Presentation Information

[2Yin-A-05]Accuracy Evaluation of AI Agent Architectures for Requirements Specification Review Tasks

〇Keiichi Mase1, Takashi Orihara1, Kuniharu Yamada1 (1. NS Solutions Corporation, Systems Research & Development Center)

Keywords:

agent,supervisor,workflow

Reviewing requirements specification documents is a critical task in the early stages of system development, as it affects system quality and rework costs. However, checking non-functional requirements still relies heavily on manual effort and requires significant time and labor. Recently, generative AI has been applied to support this process, and multi-agent architectures have attracted attention. Typical approaches include supervisor-based architectures, which emphasize flexibility and extensibility, and workflow-based architectures, which follow predefined processing steps. Although supervisor-based architectures are often considered less accurate, this assumption has rarely been validated in practical tasks.

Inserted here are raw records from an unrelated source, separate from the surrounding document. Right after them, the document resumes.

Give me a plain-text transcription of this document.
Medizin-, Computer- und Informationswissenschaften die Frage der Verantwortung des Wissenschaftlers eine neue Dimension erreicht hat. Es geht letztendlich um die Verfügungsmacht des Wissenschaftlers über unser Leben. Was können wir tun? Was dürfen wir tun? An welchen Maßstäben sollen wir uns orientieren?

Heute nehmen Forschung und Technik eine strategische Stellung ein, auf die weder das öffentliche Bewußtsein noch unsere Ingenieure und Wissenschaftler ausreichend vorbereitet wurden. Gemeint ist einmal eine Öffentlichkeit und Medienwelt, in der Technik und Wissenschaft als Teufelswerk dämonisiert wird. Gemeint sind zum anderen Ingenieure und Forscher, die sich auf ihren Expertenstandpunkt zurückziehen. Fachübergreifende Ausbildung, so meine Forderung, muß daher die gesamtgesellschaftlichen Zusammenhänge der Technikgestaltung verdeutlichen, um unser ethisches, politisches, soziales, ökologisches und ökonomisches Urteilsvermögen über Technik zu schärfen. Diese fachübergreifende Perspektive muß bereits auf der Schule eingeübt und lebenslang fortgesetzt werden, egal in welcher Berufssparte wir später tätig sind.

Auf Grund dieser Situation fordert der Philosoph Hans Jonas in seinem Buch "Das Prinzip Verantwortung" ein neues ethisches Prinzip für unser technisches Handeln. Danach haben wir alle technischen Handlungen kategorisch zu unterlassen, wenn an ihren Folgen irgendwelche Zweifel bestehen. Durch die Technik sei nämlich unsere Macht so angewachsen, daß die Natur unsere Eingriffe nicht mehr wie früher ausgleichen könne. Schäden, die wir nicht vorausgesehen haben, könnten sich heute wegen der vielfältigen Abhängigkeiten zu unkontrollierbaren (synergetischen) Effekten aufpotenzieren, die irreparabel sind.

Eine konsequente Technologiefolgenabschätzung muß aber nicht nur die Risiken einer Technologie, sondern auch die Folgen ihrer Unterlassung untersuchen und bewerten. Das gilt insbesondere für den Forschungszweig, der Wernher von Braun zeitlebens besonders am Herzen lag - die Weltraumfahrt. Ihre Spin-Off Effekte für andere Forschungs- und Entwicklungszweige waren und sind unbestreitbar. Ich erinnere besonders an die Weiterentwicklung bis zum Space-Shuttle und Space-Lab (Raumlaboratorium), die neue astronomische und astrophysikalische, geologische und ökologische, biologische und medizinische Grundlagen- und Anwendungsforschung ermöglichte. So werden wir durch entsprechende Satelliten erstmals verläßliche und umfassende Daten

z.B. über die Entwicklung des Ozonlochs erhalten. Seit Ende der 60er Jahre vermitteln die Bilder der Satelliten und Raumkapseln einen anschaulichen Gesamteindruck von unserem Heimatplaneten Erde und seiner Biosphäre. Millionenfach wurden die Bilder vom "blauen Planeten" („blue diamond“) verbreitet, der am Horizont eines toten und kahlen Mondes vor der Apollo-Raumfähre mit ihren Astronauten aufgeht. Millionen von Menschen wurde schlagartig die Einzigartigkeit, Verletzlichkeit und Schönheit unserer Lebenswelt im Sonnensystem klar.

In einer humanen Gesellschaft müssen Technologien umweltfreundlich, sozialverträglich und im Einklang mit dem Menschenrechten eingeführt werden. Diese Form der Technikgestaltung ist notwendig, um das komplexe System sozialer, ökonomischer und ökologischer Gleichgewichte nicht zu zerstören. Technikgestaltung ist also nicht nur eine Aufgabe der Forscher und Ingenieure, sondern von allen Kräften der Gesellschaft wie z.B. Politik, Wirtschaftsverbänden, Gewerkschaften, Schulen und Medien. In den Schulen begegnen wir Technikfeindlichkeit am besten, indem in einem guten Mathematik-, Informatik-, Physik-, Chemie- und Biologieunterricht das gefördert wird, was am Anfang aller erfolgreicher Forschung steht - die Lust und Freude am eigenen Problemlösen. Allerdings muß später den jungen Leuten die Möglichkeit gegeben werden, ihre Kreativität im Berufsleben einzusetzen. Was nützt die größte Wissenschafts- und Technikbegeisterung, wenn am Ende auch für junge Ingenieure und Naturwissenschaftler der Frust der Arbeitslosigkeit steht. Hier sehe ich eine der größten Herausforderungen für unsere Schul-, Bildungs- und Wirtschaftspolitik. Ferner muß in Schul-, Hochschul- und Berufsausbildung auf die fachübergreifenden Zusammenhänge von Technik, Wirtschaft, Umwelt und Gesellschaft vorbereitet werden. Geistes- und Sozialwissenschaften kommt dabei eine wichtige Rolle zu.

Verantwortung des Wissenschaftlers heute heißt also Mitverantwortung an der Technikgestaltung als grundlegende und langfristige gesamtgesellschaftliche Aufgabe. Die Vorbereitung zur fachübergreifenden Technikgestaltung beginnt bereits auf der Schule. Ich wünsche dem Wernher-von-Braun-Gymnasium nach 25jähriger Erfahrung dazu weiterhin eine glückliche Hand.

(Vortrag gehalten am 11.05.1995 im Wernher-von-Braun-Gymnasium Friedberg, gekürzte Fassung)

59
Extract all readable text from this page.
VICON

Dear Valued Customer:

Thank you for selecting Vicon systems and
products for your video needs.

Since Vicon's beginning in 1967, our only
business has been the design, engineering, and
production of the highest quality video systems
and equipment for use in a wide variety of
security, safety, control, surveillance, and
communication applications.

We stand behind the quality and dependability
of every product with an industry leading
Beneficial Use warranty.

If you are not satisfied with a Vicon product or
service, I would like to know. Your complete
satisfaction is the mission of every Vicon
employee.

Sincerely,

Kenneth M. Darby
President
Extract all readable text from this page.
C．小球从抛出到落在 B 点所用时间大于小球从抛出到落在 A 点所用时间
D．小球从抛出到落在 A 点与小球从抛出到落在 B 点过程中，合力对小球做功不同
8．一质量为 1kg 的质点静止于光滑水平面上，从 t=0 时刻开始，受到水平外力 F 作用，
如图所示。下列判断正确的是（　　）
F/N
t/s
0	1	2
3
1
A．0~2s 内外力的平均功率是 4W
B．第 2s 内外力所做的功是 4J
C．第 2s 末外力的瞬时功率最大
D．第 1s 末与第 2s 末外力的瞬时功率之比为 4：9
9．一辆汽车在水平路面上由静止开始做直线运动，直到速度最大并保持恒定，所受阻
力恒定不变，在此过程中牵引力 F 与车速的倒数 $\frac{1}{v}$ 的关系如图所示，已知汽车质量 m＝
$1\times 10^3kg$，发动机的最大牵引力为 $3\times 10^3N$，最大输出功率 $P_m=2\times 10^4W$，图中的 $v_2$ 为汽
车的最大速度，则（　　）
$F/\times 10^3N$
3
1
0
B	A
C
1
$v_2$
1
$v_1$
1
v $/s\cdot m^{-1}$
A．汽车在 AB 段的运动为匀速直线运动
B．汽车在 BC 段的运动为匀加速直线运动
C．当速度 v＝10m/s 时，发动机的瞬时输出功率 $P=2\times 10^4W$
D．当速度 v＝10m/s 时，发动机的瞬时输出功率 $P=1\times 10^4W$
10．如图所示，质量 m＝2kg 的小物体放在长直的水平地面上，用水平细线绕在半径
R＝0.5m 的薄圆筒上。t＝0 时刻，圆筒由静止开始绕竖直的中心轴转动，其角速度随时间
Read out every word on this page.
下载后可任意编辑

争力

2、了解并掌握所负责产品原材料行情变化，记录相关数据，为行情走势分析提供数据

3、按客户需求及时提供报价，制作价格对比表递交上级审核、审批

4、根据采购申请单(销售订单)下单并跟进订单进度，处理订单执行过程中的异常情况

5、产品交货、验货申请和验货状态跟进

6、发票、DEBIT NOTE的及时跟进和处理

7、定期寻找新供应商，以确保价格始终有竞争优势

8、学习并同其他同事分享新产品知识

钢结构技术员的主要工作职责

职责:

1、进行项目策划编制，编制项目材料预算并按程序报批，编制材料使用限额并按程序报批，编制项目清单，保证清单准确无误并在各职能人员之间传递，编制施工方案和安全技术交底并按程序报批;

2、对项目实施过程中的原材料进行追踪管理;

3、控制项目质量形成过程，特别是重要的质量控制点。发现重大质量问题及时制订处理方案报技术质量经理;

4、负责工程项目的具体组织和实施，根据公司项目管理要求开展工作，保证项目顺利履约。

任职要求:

In this study, we define a task in which generative AI checks whether non-functional requirements are described in requirements specification documents and generates review comments. We compare the accuracy of supervisor-based and workflow-based architectures. The results show that the supervisor-based architecture exhibits approximately 7% lower accuracy than the workflow-based architecture, indicating that workflow-based approaches are more suitable when accuracy is prioritized. Conversely, the supervisor-based architecture offers higher extensibility, making it useful when future functional expansion is required.